Volvió a quedarse callada durante un rato, para recobrar el aliento, o tal vez para decidir si me contaba el resto de la historia o no.

Regresé a escondidas más tarde para ver si podía ayudar a Roger. Había todo un grupo de gente, al menos una docena. Justo en medio de la Jones Street. Habían encendido una hoguera… Sobre ella, asado como si fuera un cerdo, estaba mi Roger. —La cara de la mujer estaba deformada por la furia; escupía las palabras—. Estaban asando a mi Roger. Asándolo como si fuera un cerdo.

Oí un gemido procedente de la parte delantera del todoterreno.

—¡Darla! ¿Estás bien? —pregunté.

—Sí. No. —Su cabeza asomó por encima del respaldo del asiento—. Jesús, vaya una historia con la que despertarse.

—No creo que debamos atravesar Dubuque. Tal vez podríamos encontrar otro puente, o construir una balsa.

—Vale. Ya se nos ocurrirá algo.

—Desde entonces, he tenido cada noche el mismo sueño… bueno, la misma pesadilla. Veo a esos hombres reunidos alrededor de aquel fuego. Pero no están cocinando a mi Roger. Es mi Katie la que está encima de las llamas. Y está gritando. Grita… —La mujer se deshizo en pequeños y silenciosos sollozos entrecortados. Me soltó la mano y apretó el cadáver de su hija contra el pecho. Los otros dos niños durmieron durante toda la escena.

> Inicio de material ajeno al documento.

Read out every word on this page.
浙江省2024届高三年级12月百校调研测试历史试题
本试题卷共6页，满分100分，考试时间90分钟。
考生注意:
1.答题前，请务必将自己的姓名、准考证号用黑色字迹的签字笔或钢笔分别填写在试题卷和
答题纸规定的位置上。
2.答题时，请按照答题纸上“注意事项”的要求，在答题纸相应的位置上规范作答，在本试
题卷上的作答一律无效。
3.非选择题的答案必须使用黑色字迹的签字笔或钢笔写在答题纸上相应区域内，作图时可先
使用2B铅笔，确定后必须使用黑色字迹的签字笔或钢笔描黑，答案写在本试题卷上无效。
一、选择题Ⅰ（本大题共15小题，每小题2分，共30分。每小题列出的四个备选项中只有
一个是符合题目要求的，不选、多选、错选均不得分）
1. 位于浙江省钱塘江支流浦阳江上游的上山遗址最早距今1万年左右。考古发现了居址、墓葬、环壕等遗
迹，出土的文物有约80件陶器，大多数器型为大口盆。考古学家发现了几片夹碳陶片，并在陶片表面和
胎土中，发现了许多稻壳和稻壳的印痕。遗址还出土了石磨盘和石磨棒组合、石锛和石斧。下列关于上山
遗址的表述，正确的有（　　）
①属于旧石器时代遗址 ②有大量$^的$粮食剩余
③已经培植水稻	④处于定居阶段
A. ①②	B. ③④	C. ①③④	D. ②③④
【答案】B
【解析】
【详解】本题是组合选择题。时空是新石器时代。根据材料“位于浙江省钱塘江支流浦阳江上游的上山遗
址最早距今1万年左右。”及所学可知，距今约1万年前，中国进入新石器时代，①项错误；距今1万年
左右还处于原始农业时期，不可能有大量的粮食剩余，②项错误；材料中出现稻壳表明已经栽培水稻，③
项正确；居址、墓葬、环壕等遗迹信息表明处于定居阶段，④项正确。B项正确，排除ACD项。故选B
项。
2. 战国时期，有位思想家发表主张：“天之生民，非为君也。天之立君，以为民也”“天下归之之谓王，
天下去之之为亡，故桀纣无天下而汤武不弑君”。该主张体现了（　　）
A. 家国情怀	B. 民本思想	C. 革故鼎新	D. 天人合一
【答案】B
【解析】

Darla se ofreció a preparar el desayuno, así que yo salí e intenté cavar una sepultura. Al otro lado de la cuneta encontré un sitio plano que tenía buen aspecto. Aparté la nieve valiéndome sobre todo de manos y brazos. La capa de ceniza de abajo estaba congelada, pero era sólo una fina película de hielo. La rompí con mi bastón, y luego saqué la ceniza del agujero con la parte plana de atrás de un esquí. El suelo de debajo estaba duro como una roca. Sobre la tierra congelada había zonas de pequeñas briznas blancas de hierba marchita, restos descoloridos de un mundo muerto. Intenté cavar en la tierra con el esquí. Fue imposible. Sin una pala con punta o una piqueta, no podía.

Después de desayunar, llevamos el cuerpo de Katie hasta aquella sepultura poco profunda. Darla sugirió que le quitáramos el traje rosado para nieve por si acaso llegaba a necesitarlo otro de los niños. La mujer la fulminó con la mirada, y Darla se encogió de hombros. Apilé la ceniza sobre el cuerpo, pero la tumba era muy poco honda, unos treinta centímetros en el mejor de los casos.

—Lamento no haber podido cavar más. El suelo está congelado y duro como el cemento.

—Está bien —dijo la mujer—. La lluvia de ceniza se llevó la vida de mi Katie, y ahora puede quedarse con su cuerpo.

Dije una plegaria ante la sepultura. Estaba adquiriendo demasiada práctica en presidir funerales improvisados. Esperaba que ése fuera el último.